When good toll roads go bad
By Keith Benman
December 27, 2014
Northern Indiana is not the first region in the nation to be subject to fallout from a toll road bankruptcy, with a number of other privatized roads and bridges going belly up across the nation in the past few years.
The good news is those roads have continued to carry traffic with little disruption. The bad news is there is usually little communities can do to influence the bankruptcy process, except in cases where roads revert to government ownership.
"We were hopeful if there was a true bankruptcy and a fire sale we could buy the bridge back," said Orange Beach, Ala., Mayor Tony Kennon of the financial troubles experienced by owners of the Foley Beach Express gateway toll bridge to his island community. "We thought there might be a silver lining for us."
But that proved not to be the case as owner American Roads was already on its way to a reorganizational bankruptcy in early 2013, citing $830 million in debt on the Foley Beach Express and other toll roads it owned. Investor Syncora Guarantee Inc. subsequently became the owner.

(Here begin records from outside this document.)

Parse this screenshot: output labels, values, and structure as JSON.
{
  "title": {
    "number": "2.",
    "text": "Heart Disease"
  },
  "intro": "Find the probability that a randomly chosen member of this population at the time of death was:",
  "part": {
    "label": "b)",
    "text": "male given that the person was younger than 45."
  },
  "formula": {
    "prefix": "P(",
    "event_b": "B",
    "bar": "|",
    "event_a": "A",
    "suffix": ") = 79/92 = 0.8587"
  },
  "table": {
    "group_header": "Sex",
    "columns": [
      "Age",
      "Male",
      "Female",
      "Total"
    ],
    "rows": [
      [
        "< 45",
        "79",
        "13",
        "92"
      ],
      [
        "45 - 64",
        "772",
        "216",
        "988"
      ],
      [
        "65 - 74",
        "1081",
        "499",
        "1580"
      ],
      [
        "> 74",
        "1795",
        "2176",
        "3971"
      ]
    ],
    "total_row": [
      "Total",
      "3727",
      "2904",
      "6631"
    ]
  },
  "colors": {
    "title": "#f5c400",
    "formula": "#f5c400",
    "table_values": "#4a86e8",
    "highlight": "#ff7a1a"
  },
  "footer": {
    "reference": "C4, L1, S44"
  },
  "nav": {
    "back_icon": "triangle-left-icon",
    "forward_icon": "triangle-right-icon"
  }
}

Traffic has been able to continue to use the road unimpeded, Kennon said. However the city has not been able to address the issue of the $3.50 toll, which it feels keeps tourists and shoppers away while also burdening commuting service workers who must use it twice daily.
The operator of the Indiana Toll Road, ITR Concession Co., declared bankruptcy on more than $6 billion in debt in September. In October, it received approval to put the road out for bid, and preliminary bids have already been received.

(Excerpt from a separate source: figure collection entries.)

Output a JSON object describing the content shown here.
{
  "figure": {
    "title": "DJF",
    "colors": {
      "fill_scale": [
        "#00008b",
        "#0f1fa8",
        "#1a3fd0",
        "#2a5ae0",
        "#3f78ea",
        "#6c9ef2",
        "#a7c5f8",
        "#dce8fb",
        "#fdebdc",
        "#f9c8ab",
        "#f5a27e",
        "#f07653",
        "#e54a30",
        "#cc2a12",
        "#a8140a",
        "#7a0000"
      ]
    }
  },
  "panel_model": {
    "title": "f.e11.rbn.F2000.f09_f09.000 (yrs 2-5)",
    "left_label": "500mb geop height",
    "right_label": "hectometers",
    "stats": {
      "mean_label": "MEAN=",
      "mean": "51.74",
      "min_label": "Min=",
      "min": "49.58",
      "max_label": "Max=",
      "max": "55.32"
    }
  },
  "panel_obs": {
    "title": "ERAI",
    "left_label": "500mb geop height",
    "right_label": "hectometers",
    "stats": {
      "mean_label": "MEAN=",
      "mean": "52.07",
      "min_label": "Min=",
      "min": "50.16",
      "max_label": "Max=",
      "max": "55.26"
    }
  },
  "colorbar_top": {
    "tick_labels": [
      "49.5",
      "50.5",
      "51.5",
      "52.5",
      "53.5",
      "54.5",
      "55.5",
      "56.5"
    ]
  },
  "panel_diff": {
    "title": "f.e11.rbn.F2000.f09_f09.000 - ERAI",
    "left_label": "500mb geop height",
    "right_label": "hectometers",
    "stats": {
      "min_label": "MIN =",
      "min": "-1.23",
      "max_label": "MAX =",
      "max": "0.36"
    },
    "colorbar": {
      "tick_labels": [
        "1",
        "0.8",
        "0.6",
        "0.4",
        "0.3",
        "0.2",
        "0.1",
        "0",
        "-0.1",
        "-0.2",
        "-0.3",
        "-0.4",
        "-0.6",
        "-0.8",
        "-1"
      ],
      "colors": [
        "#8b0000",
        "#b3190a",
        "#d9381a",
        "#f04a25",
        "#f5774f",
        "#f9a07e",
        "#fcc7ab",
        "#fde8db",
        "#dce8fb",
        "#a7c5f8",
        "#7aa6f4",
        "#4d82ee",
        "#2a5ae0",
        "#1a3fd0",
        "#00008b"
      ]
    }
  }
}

Indiana has resisted all entreaties to take the road back. So the road will most likely remain owned by investors, unless a preliminary bid by Lake and LaPorte counties is eventually successful.

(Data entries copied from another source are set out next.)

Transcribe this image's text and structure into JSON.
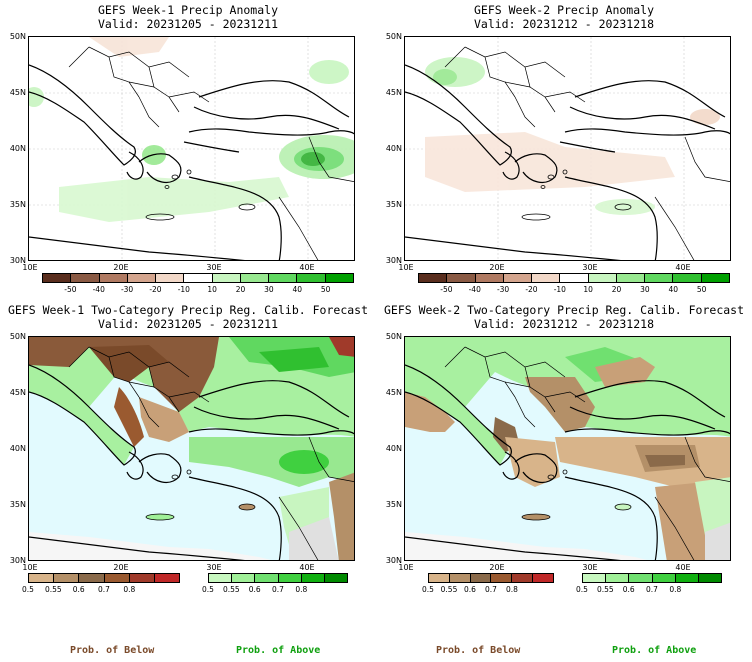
{
  "panels": [
    {
      "title": "GEFS Week-1 Precip Anomaly",
      "valid": "Valid: 20231205 - 20231211",
      "type": "anomaly"
    },
    {
      "title": "GEFS Week-2 Precip Anomaly",
      "valid": "Valid: 20231212 - 20231218",
      "type": "anomaly"
    },
    {
      "title": "GEFS Week-1 Two-Category Precip Reg. Calib. Forecast",
      "valid": "Valid: 20231205 - 20231211",
      "type": "prob"
    },
    {
      "title": "GEFS Week-2 Two-Category Precip Reg. Calib. Forecast",
      "valid": "Valid: 20231212 - 20231218",
      "type": "prob"
    }
  ],
  "axes": {
    "lat_labels": [
      "50N",
      "45N",
      "40N",
      "35N",
      "30N"
    ],
    "lon_labels": [
      "10E",
      "20E",
      "30E",
      "40E"
    ]
  },
  "anomaly_colorbar": {
    "labels": [
      "-50",
      "-40",
      "-30",
      "-20",
      "-10",
      "10",
      "20",
      "30",
      "40",
      "50"
    ],
    "colors": [
      "#5a2e1e",
      "#8a5a44",
      "#b07a62",
      "#d4a58e",
      "#f2d8c8",
      "#ffffff",
      "#c8f5c0",
      "#98e890",
      "#60d860",
      "#30c030",
      "#00a000"
    ]
  },
  "prob_below_colorbar": {
    "labels": [
      "0.5",
      "0.55",
      "0.6",
      "0.7",
      "0.8"
    ],
    "colors": [
      "#d8b48a",
      "#b49068",
      "#8a6a4a",
      "#9a5a30",
      "#a03a2a",
      "#c02828"
    ]
  },
  "prob_above_colorbar": {
    "labels": [
      "0.5",
      "0.55",
      "0.6",
      "0.7",
      "0.8"
    ],
    "colors": [
      "#c8f8c0",
      "#a0f098",
      "#70e070",
      "#40d040",
      "#10b010",
      "#008a00"
    ]
  },
  "legend": {
    "below_label": "Prob. of Below",
    "above_label": "Prob. of Above",
    "below_color": "#7a4a2a",
    "above_color": "#10a010"
  },
  "colors": {
    "sea": "#e2fafe",
    "land_default": "#ffffff",
    "no_data_gray": "#e8e8e8"
  }
}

Even though the state is not taking the road back, that doesn't mean residents and road customers should not have a say, according to Donald Cohen, executive director of In the Public Interest, a group that bills itself as a resource center on privatization and responsible contracting.
"If I were in Indiana, I think I would pay a lot of attention to the negotiating process," Cohen said. "That's really the fundamental question: How do the public officials negotiate on behalf of the people of Indiana?"
The Indiana Toll Road's notorious rest stops, all more than 50 years old, might be a good place to start, Cohen said. The state could use its right of refusal on any deal to force the new operator to undertake some upgrades.
Although most roads have remained in basically good repair during bankruptcy, the process can affect tolls, Cohen said.
In the case of the Foley Beach Express, in 2007 struggling American Roads raised tolls on the bridge 50 cents and in 2010 another 50 cents. McKennon said the $3.50 toll remains a sore point locally.
But when the San Diego Association of Governments bought out the South Bay Expressway outside San Diego for $341 million in late 2011 it actually slashed tolls 25 percent to 40 percent depending on the length of the trip. But traffic on that road had never reached more than 38 percent of what was forecast, so a toll slash was the only logical way to attract more traffic.
In the case of the Indiana Toll Road, two senior directors at bond rating agency Fitch Ratings have already warned of "potential political fallout" to the state if toll increases are above the rate of inflation. That is actually an argument to keep toll increases below what is allowed under the concession agreement with the state.
That agreement would allow any new owner to raise tolls in tandem with increases in U.S. Gross Domestic Product, which is actually about twice the current inflation rate.
"Aggressive increases could divert traffic to the state-run network, leading to greater congestion on other routes," the commentary warns.